2022
May

26

経済安全保障の基礎

航空宇宙・防衛への示唆

5月11に国会で、来年の春から施行される経済安全保障推進法が成立しました。 

この新法は大きく分けて、重要インフラの保護、サプライチェーンの安定化、最先端技術開発における官民協力の促進、機密技術の特許保護という4つの柱から構成されています。 

世界の安全保障環境の不確実性が増していく中、国防の基礎への取り組みとして経済発展への支援が進められています。日本の国力が、経済の活力と革新的な能力によって大きく支えられている中、防衛産業はまさにこの2点の接合点に位置しています。

経済的安全保障は、国内生産、国際貿易、社会的・文化的規範、政治的支援、市場アクセス、効率性など、絶えず変化する環境の影響を受ける複雑な社会経済的構成要素です。
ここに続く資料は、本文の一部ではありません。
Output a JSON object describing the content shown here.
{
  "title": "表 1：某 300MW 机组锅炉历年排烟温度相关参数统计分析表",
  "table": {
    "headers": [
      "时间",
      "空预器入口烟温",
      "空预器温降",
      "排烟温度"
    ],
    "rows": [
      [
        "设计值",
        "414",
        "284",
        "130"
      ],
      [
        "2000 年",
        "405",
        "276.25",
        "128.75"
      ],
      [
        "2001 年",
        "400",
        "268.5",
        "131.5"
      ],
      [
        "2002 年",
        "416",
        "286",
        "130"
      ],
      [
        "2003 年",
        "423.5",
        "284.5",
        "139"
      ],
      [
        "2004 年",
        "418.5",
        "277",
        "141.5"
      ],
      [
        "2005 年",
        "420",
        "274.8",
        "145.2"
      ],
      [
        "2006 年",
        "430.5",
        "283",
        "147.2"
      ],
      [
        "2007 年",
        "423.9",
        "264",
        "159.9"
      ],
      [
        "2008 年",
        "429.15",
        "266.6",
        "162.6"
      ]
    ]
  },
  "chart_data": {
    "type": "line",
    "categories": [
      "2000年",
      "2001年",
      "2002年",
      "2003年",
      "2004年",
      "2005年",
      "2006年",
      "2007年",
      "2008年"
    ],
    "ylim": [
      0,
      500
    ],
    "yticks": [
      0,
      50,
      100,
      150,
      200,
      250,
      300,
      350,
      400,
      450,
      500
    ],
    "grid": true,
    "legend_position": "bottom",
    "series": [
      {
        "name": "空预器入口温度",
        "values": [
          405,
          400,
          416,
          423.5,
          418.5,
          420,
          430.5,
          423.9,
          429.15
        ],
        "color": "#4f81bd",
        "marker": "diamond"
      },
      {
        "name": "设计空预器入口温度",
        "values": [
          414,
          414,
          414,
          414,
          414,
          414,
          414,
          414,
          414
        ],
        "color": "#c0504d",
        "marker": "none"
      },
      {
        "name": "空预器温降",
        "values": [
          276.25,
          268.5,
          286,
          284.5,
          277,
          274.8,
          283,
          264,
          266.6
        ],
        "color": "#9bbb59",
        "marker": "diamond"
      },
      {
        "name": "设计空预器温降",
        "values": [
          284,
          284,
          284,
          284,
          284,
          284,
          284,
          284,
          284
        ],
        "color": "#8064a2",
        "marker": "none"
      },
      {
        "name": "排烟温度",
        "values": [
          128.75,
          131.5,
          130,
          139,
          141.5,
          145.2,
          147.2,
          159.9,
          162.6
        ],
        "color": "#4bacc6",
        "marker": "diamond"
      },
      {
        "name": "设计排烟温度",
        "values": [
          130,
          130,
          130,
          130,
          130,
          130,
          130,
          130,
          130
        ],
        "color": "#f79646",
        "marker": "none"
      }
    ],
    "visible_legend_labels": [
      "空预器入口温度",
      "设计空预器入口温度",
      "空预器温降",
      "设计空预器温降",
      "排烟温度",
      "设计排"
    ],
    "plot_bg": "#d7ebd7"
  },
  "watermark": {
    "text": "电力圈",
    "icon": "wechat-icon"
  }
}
経済の外的・内的脅威を包括的に捉えることこそが、国家安全保障の本質的な基礎となっていきます。 

日本は、2020年に内閣官房国家安全保障局内に経済班を設置し、2021年には岸田内閣で政府として初めて経済安全保障担当大臣を任命するなど、「経済安全保障」を政府の正式な政策として位置づけた先駆者です。 

しかし、航空宇宙・防衛産業界にとって最大の懸念は、法案を起草した政府の委員会に軍や産業界の専門性が欠けていることです。主な懸案には、安全保障措置や罰則などの過度な規制の結果、技術革新や協力が妨げられるという行き過ぎの状態と、日本の同盟国との互換性という本質的な目標が中心に据えられていないという行き届かなさが挙げられます。相互運用性は必須であり、今後明確に定義される必要性があります。 

本セミナーでは、日本の経済安全保障政策と航空宇宙・防衛産業との歴史的関係、この新法の長所と短所、そしてこの先1年で明確化するであろう点に関して吟味します。